Volviendo a lo anterior, estaba todo listo, el pasaje comprado y sólo dos días de espera antes de subirme al avión. Ese día no pude chequear mails porque había estado todo el día boludeando en el centro con Gonza. A la noche, muerto ya de cansancio, prendí la compu de casa y me conecté antes de ir a dormir. Tres mails: dos trash y uno de Felipe.
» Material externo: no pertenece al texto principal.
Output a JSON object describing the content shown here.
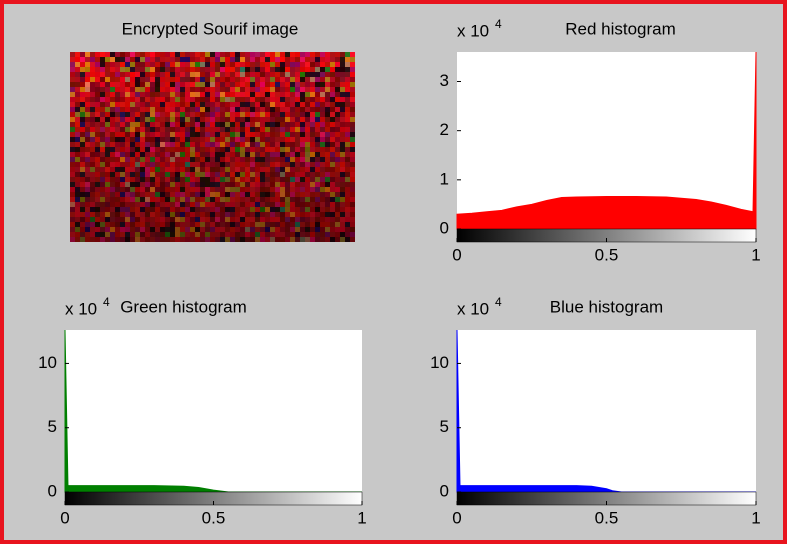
{
  "image_panel": {
    "title": "Encrypted Sourif image"
  },
  "chart_data": [
    {
      "type": "area",
      "title": "Red histogram",
      "exponent_base": "x 10",
      "exponent": "4",
      "color": "#ff0000",
      "x": [
        0,
        0.05,
        0.1,
        0.15,
        0.2,
        0.25,
        0.3,
        0.35,
        0.4,
        0.5,
        0.6,
        0.7,
        0.8,
        0.85,
        0.9,
        0.95,
        0.99,
        1
      ],
      "values": [
        0.3,
        0.32,
        0.35,
        0.38,
        0.45,
        0.5,
        0.58,
        0.64,
        0.65,
        0.66,
        0.66,
        0.65,
        0.6,
        0.55,
        0.48,
        0.4,
        0.35,
        3.6
      ],
      "xlim": [
        0,
        1
      ],
      "ylim": [
        0,
        3.6
      ],
      "xticks": [
        0,
        0.5,
        1
      ],
      "yticks": [
        0,
        1,
        2,
        3
      ]
    },
    {
      "type": "area",
      "title": "Green histogram",
      "exponent_base": "x 10",
      "exponent": "4",
      "color": "#007f00",
      "x": [
        0,
        0.01,
        0.1,
        0.2,
        0.3,
        0.4,
        0.45,
        0.5,
        0.55,
        0.6,
        1
      ],
      "values": [
        12.6,
        0.5,
        0.5,
        0.5,
        0.5,
        0.45,
        0.35,
        0.15,
        0,
        0,
        0
      ],
      "xlim": [
        0,
        1
      ],
      "ylim": [
        0,
        12.6
      ],
      "xticks": [
        0,
        0.5,
        1
      ],
      "yticks": [
        0,
        5,
        10
      ]
    },
    {
      "type": "area",
      "title": "Blue histogram",
      "exponent_base": "x 10",
      "exponent": "4",
      "color": "#0000ff",
      "x": [
        0,
        0.01,
        0.1,
        0.2,
        0.3,
        0.4,
        0.45,
        0.5,
        0.52,
        0.55,
        1
      ],
      "values": [
        12.6,
        0.5,
        0.5,
        0.5,
        0.5,
        0.5,
        0.45,
        0.25,
        0.1,
        0,
        0
      ],
      "xlim": [
        0,
        1
      ],
      "ylim": [
        0,
        12.6
      ],
      "xticks": [
        0,
        0.5,
        1
      ],
      "yticks": [
        0,
        5,
        10
      ]
    }
  ]
}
buenos días, ¿todo bien? he dormido algo mejor, después de tres noches fatales, sigo medio resfriado, el clima, inusualmente frío, ayer hizo un frío insólito para miami. no sé cómo decirte esto: ¿te molestaría cambiar la fecha del viaje? me explico: tengo que estar en viña el viernes por una rueda de prensa, será un día duro: muchas entrevistas, el sábado, que tú llegarías, tendría que ir a santiago a buscarte y a la noche tengo la grabación, que, tú sabes, me tendrá atento a eso. quizás sería más relajado y rico para los dos que vengas unos días después, así puedo ir a santiago a buscarte y, en principio, hasta el nueve, o sea hasta el siguiente domingo, no tengo presentaciones, ¿te parece bien? ¿o te molesta? igual no tenemos que decidirlo ahora, podemos ir viéndolo como viene, si prefieres viajar el sábado, yo feliz, pero quizás no podría ir a buscarte a santiago y te mandaría un chofer a buscarte al aeropuerto.
besos, que tengas un lindo día. te quiero.
¿Otra vez me cambia la fecha?, pensé, indignado. Y eso que le dije, antes de sacar el pasaje, que si prefería viajaba unos días depués para darle un descanso. Pero él no quiso, me dijo que no había problema, que tenía muchas ganas de verme, que por favor viajase el sábado. ¿Está mal de la cabeza este tipo? ¿Qué bicho le picó?
Esa fue mi primera reacción, aunque el mail de respuesta sonó mucho más suave.
mi amor:
no te preocupes, viajo el sábado y me quedo un par de días en lo de mi amiga ana, en santiago, y luego yo me ocupo de ir a verte a viña, cambiar el pasaje a esta altura es un lío que prefiero evitar, besos, te extraño.